Friday, May 19, 2017

Renowned Archaeologist Harry Coumnas Brought To the World an Amazing Discovery, a 110 Year Old Dinosaur


Recently, a 110 year old fossilized plant eater was found in a mining site when a towering excavator gobbled its way down to sands tied with bitumen. Although transmogrified remains of many marine plants and small creatures have been found in this site before, it was something gigantic this time. The miner who was digging deep found something much harder than the surrounding rocks. After sometime, the miner called his supervisor, Harry Coumnas who is also a well-known archeologist. On digging the mine further, they found an eighteen feet long fossil with strange strips on it. Both were puzzled over the walnut brown rocks and the bizarre-looking fossil. 

Without wasting any time, Harry Coumnas took the fossil to the prep lab and realized that it somewhat resembled the sculpture of a dinosaur.
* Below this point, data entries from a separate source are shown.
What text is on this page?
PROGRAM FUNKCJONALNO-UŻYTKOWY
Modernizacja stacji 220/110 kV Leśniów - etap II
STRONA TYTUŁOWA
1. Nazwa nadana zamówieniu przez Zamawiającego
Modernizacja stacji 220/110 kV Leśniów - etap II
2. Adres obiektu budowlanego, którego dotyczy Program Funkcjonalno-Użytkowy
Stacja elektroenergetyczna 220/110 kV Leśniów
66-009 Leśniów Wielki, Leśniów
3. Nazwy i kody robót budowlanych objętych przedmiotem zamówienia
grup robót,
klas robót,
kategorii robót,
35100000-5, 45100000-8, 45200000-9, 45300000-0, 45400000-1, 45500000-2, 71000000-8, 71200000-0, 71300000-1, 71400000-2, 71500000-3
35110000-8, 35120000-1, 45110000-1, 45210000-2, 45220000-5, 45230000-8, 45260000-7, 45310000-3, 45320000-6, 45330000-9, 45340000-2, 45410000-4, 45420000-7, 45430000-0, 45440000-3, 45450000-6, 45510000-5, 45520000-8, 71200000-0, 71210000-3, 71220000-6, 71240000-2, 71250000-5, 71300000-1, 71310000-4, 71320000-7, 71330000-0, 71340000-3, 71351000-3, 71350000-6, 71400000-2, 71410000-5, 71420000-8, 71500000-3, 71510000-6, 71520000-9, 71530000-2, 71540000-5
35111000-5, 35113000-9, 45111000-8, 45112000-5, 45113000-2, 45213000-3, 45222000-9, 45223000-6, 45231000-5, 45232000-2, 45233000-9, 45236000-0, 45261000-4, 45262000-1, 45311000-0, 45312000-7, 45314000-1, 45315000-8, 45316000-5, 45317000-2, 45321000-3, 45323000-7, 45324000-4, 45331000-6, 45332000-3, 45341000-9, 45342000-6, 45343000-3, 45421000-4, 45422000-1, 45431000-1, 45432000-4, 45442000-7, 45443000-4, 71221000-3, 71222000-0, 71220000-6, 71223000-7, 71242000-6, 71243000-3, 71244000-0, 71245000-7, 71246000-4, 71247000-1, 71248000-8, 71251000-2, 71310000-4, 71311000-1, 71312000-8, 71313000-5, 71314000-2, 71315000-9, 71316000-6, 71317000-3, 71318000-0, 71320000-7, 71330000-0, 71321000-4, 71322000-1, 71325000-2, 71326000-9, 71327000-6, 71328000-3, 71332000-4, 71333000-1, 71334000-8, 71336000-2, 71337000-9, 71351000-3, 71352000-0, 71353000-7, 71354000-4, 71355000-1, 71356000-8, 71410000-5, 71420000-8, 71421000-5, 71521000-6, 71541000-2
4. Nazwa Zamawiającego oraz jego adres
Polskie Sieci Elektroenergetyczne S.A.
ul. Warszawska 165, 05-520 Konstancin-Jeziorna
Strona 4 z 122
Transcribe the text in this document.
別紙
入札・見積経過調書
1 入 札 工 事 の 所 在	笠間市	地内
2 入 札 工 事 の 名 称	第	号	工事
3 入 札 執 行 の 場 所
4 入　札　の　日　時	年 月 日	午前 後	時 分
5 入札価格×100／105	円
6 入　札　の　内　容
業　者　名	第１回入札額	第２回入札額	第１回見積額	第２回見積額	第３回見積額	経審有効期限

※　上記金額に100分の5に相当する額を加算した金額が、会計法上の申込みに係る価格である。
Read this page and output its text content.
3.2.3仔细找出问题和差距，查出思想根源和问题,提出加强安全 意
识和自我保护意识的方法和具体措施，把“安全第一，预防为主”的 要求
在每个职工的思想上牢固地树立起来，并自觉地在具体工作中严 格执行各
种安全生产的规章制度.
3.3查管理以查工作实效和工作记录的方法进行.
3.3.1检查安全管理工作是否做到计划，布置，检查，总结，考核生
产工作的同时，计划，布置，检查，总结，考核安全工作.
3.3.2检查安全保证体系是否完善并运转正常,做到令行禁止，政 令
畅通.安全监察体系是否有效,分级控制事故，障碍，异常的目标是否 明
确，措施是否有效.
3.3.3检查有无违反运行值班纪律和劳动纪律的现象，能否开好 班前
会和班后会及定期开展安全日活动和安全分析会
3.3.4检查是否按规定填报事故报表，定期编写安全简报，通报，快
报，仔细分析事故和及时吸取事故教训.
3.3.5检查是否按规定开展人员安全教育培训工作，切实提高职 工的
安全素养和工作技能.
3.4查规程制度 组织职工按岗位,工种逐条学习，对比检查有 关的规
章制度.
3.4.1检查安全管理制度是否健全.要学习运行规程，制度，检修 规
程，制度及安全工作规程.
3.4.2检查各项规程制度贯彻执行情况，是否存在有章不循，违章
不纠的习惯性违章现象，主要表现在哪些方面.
Its neck was gracefully curving to the left and the fossilized remains of the skin were still covered with bumpy armor plates dotting the animal’s skull. 

Harry Coumnas says, “The dinosaurs level of fossilization is just amazing, which has been caused by rapid under sea burial. Usually the bones and teeth are fossilized, but on rarity the soft tissues are replaced before they rot away. The fossil has been kept to its true life shape.”

This remarkable discovery is newly found dinosaur specie now called as nodosaur. The nodosaur has no shin splitting tail, but has thorny armor to deter predators. It is 18 feet long and weighs about 3000 pounds. The fossil is providing new insights into the structure of dinosaurs. 

Friday, May 12, 2017

Harry Coumnas Has Solved the Century Old Mystery about Blood Falls in Antarctica


Scientist Harry Coumnas has finally solved the century old mystery about blood falls. They are a famous red waterfall in Antarctica founded in 1911. They are famous for the release of iron rich salty waters that turn red when iron comes in contact with the air. Harry has provided new evidences which link the blood falls to a large source of salty water that has been trapped under Taylor Glacier for more than one million years. Harry tracked the water fall with radio echo sounding radar – one to transmit electrical pulses and another to receive.

During an interview, Harry Coumnas said “We moved the antenna around the glacier in grid pattern in order to see what was underneath the ice. We used a bat like echolocation to see things around it.”

Harry Coumnas made another significant discovery that liquid water can persist inside an extremely cold glacier. In his research work, he has explained how the freezing process takes place and water flows in cold glacier. According to him, water releases heat when it freezes and that heat warms the surrounding cold ice. The heat and the lower freezing temperature of salty water make liquid movement possible.  In support of his research, he gives example of the Taylor Glacier, which is the coldest known glacier with constantly flowing water. The glacier also contains an ancient community of algae and microbes that have been kept isolated for roughly two million years.